ENSAYO

Por Seymour Hersh

Existe una brecha inevitable entre lo que un presidente nos dice sobre una guerra -incluso una guerra por delegación- y la realidad sobre el terreno. Esto es cierto hoy en día, cuando Joe Biden lucha por el apoyo público a la guerra en Ucrania, y era cierto hace seis décadas, cuando Jack Kennedy luchaba por entender la guerra que decidió llevar a cabo en Vietnam del Sur.

Los inicios de 1962 fueron un momento crítico para el presidente John F. Kennedy. Después de que su imagen y liderazgo se vieran empañados por el desastre de Bahía de Cochinos a los tres meses de su mandato, había decidido que debía tomar partido en Vietnam del Sur y hacer frente a la expansión del comunismo allí. El presidente pasó el resto de 1961 incrementando en secreto la defoliación estadounidense, los bombardeos y el número de tropas estadounidenses dentro de Vietnam del Sur. Su lucha contra el comunismo internacional había comenzado. Su enemigo era el líder soviético Nikita Khrushchev, que había abrumado al joven presidente en una cumbre el 4 de junio de 1961, con su conocimiento, dureza y falta de respeto por el fracaso de Kennedy en Cuba. “Me dio una paliza“, dijo más tarde el presidente al columnista del New York Times James Reston.

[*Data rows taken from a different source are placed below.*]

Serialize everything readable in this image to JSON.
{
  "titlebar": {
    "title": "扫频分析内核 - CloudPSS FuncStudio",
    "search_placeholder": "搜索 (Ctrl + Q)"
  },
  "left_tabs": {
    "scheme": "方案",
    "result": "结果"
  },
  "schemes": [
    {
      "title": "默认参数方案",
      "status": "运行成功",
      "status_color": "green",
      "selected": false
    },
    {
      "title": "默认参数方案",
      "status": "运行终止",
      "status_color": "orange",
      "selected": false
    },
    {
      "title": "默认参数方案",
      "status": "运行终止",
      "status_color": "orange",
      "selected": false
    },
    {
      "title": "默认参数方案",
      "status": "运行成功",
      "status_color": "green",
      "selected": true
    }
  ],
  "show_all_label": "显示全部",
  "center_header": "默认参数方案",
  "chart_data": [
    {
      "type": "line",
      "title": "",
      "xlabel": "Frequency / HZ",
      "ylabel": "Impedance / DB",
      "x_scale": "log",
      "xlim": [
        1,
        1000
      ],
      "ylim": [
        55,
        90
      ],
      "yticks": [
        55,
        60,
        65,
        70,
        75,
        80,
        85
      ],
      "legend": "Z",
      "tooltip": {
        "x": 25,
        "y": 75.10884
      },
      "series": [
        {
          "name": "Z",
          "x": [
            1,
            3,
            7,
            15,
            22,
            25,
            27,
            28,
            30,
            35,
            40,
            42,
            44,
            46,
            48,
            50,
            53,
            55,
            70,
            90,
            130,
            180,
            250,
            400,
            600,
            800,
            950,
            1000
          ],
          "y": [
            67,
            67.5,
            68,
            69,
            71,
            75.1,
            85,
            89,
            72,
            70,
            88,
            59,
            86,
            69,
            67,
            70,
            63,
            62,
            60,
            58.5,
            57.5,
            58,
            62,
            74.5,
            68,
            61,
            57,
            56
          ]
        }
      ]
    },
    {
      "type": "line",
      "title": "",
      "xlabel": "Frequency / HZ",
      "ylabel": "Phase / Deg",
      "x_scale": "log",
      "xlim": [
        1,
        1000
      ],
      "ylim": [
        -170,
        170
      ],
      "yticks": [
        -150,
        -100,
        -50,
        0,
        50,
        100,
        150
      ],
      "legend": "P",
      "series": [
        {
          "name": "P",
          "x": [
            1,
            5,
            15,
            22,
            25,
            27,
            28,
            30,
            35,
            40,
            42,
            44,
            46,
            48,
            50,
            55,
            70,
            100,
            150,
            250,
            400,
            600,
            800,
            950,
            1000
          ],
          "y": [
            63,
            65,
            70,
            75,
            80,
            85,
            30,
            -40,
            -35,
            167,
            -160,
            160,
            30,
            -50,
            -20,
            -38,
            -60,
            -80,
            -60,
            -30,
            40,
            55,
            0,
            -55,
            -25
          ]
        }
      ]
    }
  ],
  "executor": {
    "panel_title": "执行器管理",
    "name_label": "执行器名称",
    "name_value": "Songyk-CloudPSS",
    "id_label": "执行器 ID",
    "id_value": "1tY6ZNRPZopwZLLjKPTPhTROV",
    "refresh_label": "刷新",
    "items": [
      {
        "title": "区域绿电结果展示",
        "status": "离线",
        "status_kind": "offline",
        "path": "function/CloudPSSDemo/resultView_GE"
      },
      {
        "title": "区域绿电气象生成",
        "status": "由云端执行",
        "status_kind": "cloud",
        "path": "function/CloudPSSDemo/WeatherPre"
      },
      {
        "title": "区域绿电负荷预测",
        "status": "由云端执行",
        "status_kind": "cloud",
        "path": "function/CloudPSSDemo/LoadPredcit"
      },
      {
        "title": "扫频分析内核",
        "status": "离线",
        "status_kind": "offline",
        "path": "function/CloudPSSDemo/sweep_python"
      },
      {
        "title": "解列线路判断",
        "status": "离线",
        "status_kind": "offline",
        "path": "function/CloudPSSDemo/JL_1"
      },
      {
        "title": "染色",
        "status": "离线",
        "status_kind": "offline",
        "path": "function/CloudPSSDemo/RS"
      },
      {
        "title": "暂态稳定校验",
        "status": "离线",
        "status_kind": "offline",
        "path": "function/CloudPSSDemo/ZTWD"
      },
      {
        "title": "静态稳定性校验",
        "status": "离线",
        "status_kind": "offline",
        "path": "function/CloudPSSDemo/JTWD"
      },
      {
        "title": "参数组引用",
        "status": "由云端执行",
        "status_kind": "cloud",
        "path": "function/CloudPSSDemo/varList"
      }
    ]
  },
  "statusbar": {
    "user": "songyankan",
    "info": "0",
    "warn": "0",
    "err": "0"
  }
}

Sin embargo, Estados Unidos quedó prendado de la ostentación y el glamour de Jack y Jackie y de su vida dentro de la Casa Blanca, con fiestas y actos sociales que reunían a lo mejor que Estados Unidos podía ofrecer del mundo de la música, las artes y la academia. Así fue como David Herbert Donald, el más prominente estudioso de Lincoln de su tiempo, fue invitado a dar una sesión informativa privada en la Casa Blanca. El pequeño grupo al que se dirigió -no más de veinte personas- incluía a viejos amigos del presidente y a algunos miembros clave de su gobierno. Donald sería el invitado del Presidente y de su esposa. Donald estaba encantado.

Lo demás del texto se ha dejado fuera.